Well-Architected machine learning lifecycle
The ML lifecycle is the cyclic iterative process with instructions and best practices to use across defined phases while developing an ML workload. The ML lifecycle adds clarity and structure for making a machine learning project successful. The end-to-end machine learning lifecycle process illustrated in Figure 1 includes the following phases:
-
Business goal identification
-
ML problem framing
-
Data processing (data collection, data preprocessing, feature engineering)
-
Model development (training, tuning, evaluation)
-
Model deployment (inference, prediction)
-
Model monitoring
The phases of the ML lifecycle are not necessarily sequential in nature and can have feedback loops, a few of which are illustrated in Figure 1, to interrupt the cycle across the lifecycle phases.
The following is a quick introduction to each phase, which will be expanded upon later in this paper.
Business goal
An organization considering ML should have a clear idea of the problem, and the business value to be gained by solving that problem.
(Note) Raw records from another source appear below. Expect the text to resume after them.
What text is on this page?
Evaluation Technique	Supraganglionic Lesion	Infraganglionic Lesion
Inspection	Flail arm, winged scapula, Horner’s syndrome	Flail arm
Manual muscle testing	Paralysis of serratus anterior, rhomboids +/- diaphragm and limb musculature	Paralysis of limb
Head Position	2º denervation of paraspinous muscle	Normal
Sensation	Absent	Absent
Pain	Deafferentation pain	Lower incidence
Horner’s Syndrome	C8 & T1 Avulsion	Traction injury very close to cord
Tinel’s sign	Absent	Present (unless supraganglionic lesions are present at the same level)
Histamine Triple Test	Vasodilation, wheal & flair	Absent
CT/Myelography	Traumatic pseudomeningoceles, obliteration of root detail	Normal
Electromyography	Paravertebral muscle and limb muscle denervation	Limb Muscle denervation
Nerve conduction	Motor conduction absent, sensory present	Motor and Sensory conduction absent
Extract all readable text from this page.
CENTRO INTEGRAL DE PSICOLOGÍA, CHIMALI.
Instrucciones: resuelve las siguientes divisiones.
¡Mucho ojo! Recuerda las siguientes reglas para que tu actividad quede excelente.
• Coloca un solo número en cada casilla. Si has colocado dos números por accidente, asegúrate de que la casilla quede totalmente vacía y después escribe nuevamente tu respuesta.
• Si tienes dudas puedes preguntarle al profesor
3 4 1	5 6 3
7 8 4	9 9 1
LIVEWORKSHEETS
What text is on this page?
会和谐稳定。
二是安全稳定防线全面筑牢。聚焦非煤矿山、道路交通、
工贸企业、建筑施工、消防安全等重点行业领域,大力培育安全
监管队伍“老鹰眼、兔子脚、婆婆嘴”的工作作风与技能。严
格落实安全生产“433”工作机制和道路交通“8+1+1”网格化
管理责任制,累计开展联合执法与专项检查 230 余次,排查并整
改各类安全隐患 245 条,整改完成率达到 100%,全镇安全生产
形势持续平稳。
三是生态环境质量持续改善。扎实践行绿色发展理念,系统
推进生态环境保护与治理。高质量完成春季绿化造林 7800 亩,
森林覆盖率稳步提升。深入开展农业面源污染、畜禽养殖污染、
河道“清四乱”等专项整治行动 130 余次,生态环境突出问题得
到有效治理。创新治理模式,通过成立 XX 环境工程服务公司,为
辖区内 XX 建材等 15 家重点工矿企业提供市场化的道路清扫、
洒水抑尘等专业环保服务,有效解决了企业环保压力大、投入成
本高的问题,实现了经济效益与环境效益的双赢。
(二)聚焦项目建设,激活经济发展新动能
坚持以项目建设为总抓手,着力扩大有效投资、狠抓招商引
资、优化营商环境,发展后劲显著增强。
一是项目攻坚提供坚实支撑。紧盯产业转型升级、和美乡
You must be able to measure business value against specific business objectives and success criteria.
ML problem framing
In this phase, the business problem is framed as a machine learning problem: what is observed and what should be predicted (known as a label or target variable). Determining what to predict and how performance and error metrics must be optimized is a key step in this phase.
Data processing
Training an accurate ML model requires data processing to convert data into a usable format. Data processing steps include collecting data, preparing data, and feature engineering that is the process of creating, transforming, extracting, and selecting variables from data.
Model development
Model development consists of model building, training, tuning, and evaluation. Model building includes creating a CI/CD pipeline that automates the build, train and release to staging and production environments.
Deployment
After a model is trained, tuned, evaluated and validated, you can deploy the model into production. You can then make predictions and inferences against the model.
Monitoring
Model monitoring system ensures your model is maintaining a desired level of performance through early detection and mitigation.
The Well-Architected ML lifecycle, shown in Figure 2, takes the machine learning lifecycle just described, and applies the Well-Architected Framework pillars to each of the lifecycle phases.